Disculpad que sea de natural tímido y a ratos misántropo, pero agradezco de corazón que os pasarais el sábado por la Feria del Libro de Madrid a que os firmara "los dientes del corazón".
Sé que para descifrar mi letra y la dedicatoria necesitáis un master en jeroglíficos raros, pictografía china y escritura cuneiforme, pero es que no escribo a mano desde hace treinta años, perdonad también esa rareza. Sólo espero que os gusten las recetas en papel porque los libros siempre son de los lectores, sin ellos, sin vosotros no son nada, rimeros de feo papel manchados de letras que para nada sirven. Gracias.
Me gustaría regalaos a todos esta receta de LUBINA SALVAJE:
Acuarela de Juan Carlos Arbex
Hizo volar el
señuelo de plumas sobre el hueco que las rocas dejaban en la pequeña cala y
lanzó lejos. Recogía la seda despacio, a pequeños tirones. Lanzaba justo detrás
del rizo de espuma de la rompiente, allí les gusta cazar siempre a las lubinas. La brisa fuerte le alborotaba el
pelo, él cerraba los ojos, le gustaba sentir el salitre, las gotas de mar
mojándole la barba. Entonces mordió el señuelo un buen pez, una gran lubina de
casi tres kilos.
Ya en su
cocina, sacó con cuidado de cirujano los lomos limpios del bellísimo animal.
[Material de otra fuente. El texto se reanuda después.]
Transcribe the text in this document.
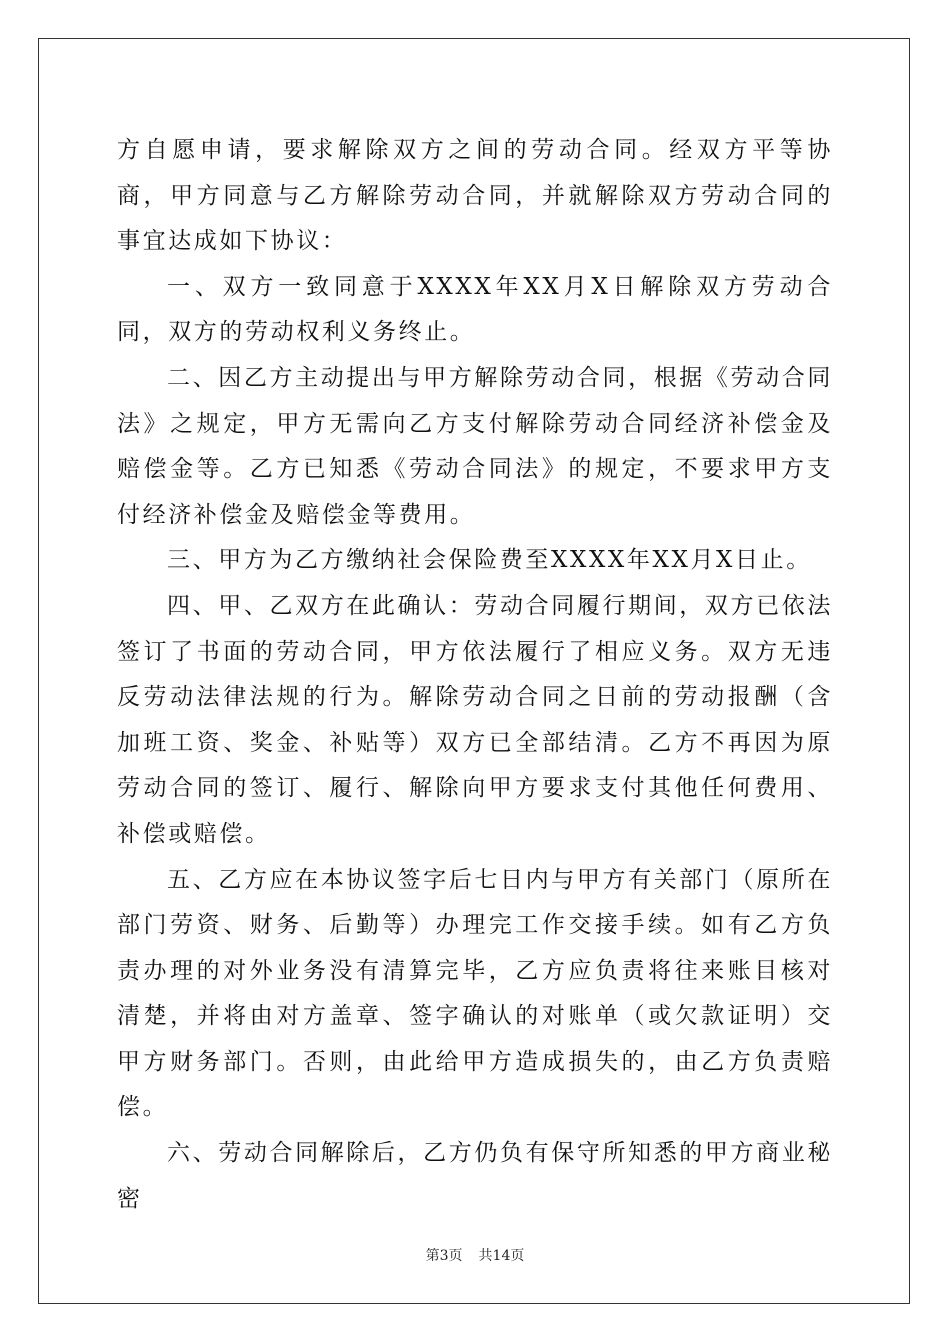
方自愿申请，要求解除双方之间的劳动合同。经双方平等协商，甲方同意与乙方解除劳动合同，并就解除双方劳动合同的事宜达成如下协议：

一、双方一致同意于XXXX年XX月X日解除双方劳动合同，双方的劳动权利义务终止。

二、因乙方主动提出与甲方解除劳动合同，根据《劳动合同法》之规定，甲方无需向乙方支付解除劳动合同经济补偿金及赔偿金等。乙方已知悉《劳动合同法》的规定，不要求甲方支付经济补偿金及赔偿金等费用。

三、甲方为乙方缴纳社会保险费至XXXX年XX月X日止。

四、甲、乙双方在此确认：劳动合同履行期间，双方已依法签订了书面的劳动合同，甲方依法履行了相应义务。双方无违反劳动法律法规的行为。解除劳动合同之日前的劳动报酬（含加班工资、奖金、补贴等）双方已全部结清。乙方不再因为原劳动合同的签订、履行、解除向甲方要求支付其他任何费用、补偿或赔偿。

五、乙方应在本协议签字后七日内与甲方有关部门（原所在部门劳资、财务、后勤等）办理完工作交接手续。如有乙方负责办理的对外业务没有清算完毕，乙方应负责将往来账目核对清楚，并将由对方盖章、签字确认的对账单（或欠款证明）交甲方财务部门。否则，由此给甲方造成损失的，由乙方负责赔偿。

六、劳动合同解除后，乙方仍负有保守所知悉的甲方商业秘密

第3页 共14页
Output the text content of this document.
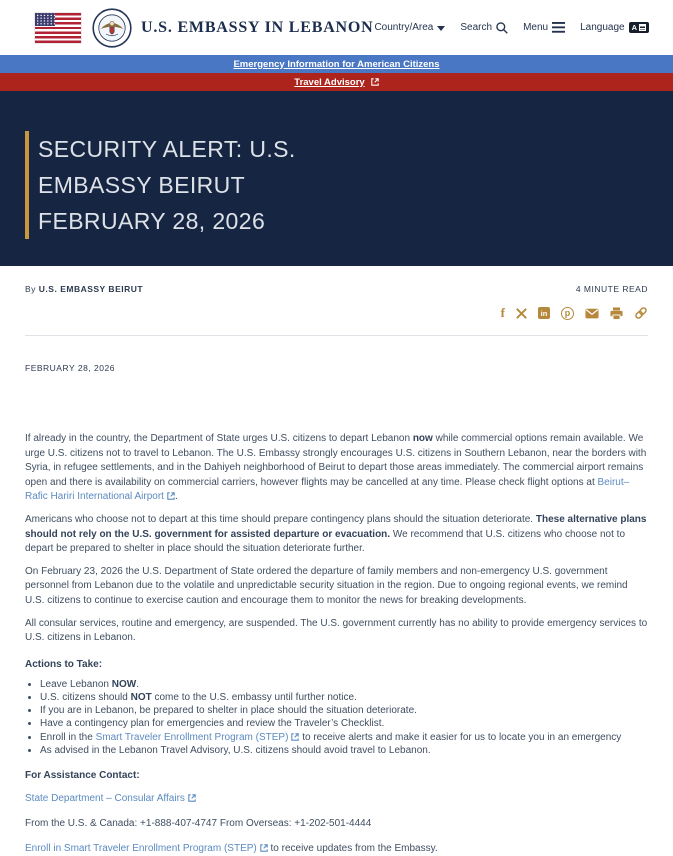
U.S. EMBASSY IN LEBANON Country/Area	Search	Menu	Language A
Emergency Information for American Citizens
Travel Advisory
SECURITY ALERT: U.S. EMBASSY BEIRUT FEBRUARY 28, 2026
By U.S. EMBASSY BEIRUT	4 MINUTE READ
f	in	p
FEBRUARY 28, 2026

If already in the country, the Department of State urges U.S. citizens to depart Lebanon now while commercial options remain available. We urge U.S. citizens not to travel to Lebanon. The U.S. Embassy strongly encourages U.S. citizens in Southern Lebanon, near the borders with Syria, in refugee settlements, and in the Dahiyeh neighborhood of Beirut to depart those areas immediately. The commercial airport remains open and there is availability on commercial carriers, however flights may be cancelled at any time. Please check flight options at Beirut–Rafic Hariri International Airport .

Americans who choose not to depart at this time should prepare contingency plans should the situation deteriorate. These alternative plans should not rely on the U.S. government for assisted departure or evacuation. We recommend that U.S. citizens who choose not to depart be prepared to shelter in place should the situation deteriorate further.

On February 23, 2026 the U.S. Department of State ordered the departure of family members and non-emergency U.S. government personnel from Lebanon due to the volatile and unpredictable security situation in the region. Due to ongoing regional events, we remind U.S. citizens to continue to exercise caution and encourage them to monitor the news for breaking developments.

All consular services, routine and emergency, are suspended. The U.S. government currently has no ability to provide emergency services to U.S. citizens in Lebanon.

Actions to Take:
• Leave Lebanon NOW.
• U.S. citizens should NOT come to the U.S. embassy until further notice.
• If you are in Lebanon, be prepared to shelter in place should the situation deteriorate.
• Have a contingency plan for emergencies and review the Traveler’s Checklist.
• Enroll in the Smart Traveler Enrollment Program (STEP) to receive alerts and make it easier for us to locate you in an emergency
• As advised in the Lebanon Travel Advisory, U.S. citizens should avoid travel to Lebanon.
For Assistance Contact:
State Department – Consular Affairs
From the U.S. & Canada: +1-888-407-4747 From Overseas: +1-202-501-4444
Enroll in Smart Traveler Enrollment Program (STEP) to receive updates from the Embassy.
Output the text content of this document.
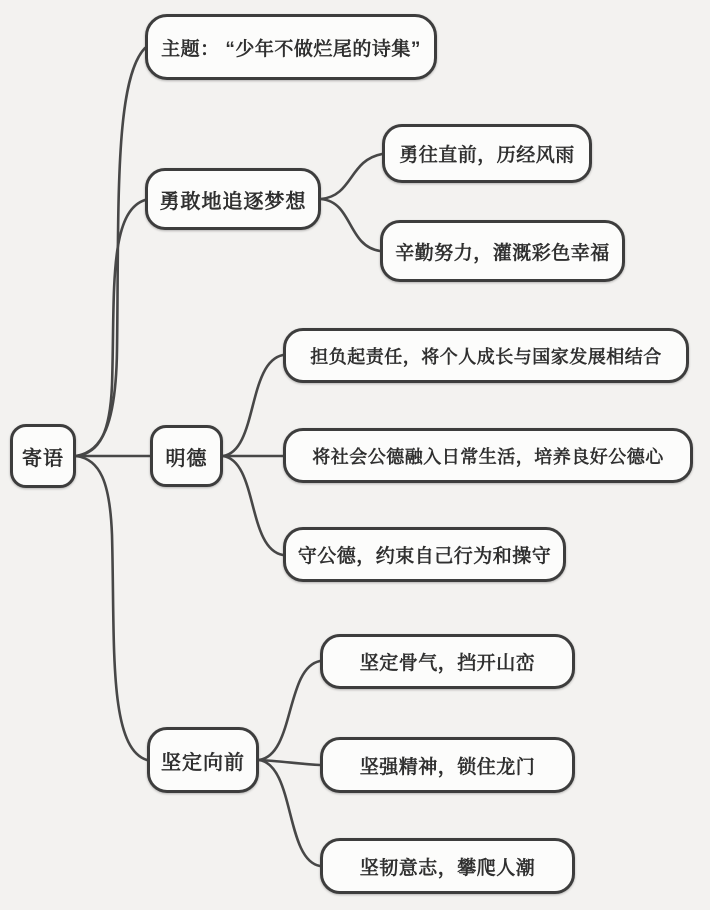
寄语
主题： “少年不做烂尾的诗集”
勇敢地追逐梦想
勇往直前，历经风雨
辛勤努力，灌溉彩色幸福
明德
担负起责任，将个人成长与国家发展相结合
将社会公德融入日常生活，培养良好公德心
守公德，约束自己行为和操守
坚定向前
坚定骨气，挡开山峦
坚强精神，锁住龙门
坚韧意志，攀爬人潮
Sentía gran respeto por todos los peces salvajes, sabía que el alimento de hoy
era un privilegio. Lo cocinó sin nada, apenas un poco de sal y un chorro de
aceite. Lo envolvió en el papillote y lo horneo con mucho cuidado, midiendo el
tiempo casi al segundo para que su carne tuviera el calor justo para cuajarse.
Salió a comer
al patio de atrás, bajo la parra, sobre la vieja mesa de piedra. Abrió el papel y se
escapó el vapor del guiso como si fuera el alma del pez. Desde allí el mar se
veía muy bien. Se sentía su sonido profundo, ese olor intenso que tanto le
gustaba. Los rayos de sol se colaban por los pámpanos y le calentaban el
cuerpo. Abrió el vino y se sirvió una copa bien llena. Dio un gran trago,
primero con sed y luego otro más lento, dejando que la conciencia de su boca le
descubriese los secretos del tinto. Ni siquiera había sacado unos cubiertos así
que fue devorando los pedazos de jugoso pescado con los dedos. El primer trozo
casi le hace llorar. Tenía un sabor intenso, gelatinoso, casi dulce, con mucho
sabor a marisco, le recordaba a las grandes cigalas asadas que una vez comió en
el fin del mundo. Masticaba con hambre, como hay que comer los regalos del mar.
Luego, por la
tarde, con la subida de la siguiente marea, bajó de nuevo a las rocas de la
pequeña cala, ya sin caña de pescar, recordó sin buscarlos sus años de buceo
persiguiendo lubinas y pulpos. Sintió entonces la generosidad inmensa con que a
veces le había regalado el mundo o el tiempo o el azar, dias como este. El mar
gritaba, reventaba en las rocas y le mojaba a veces.
Al anochecer,
mientras escribía todo esto, pensando que todos los amigos que vinieron a la feria del libro, no podía olvidar lo difícil que es descubrir lo
que de verdad importa. Poco antes de dormir sintió que se le escapaba una sonrisa.
Mañana vendrían sus hijos a pescar, hablar de libros y comer pescado asado. A
lo lejos, tal vez en la cala o en su primer sueño seguía gritando la fuerte marejada una canción de cuna.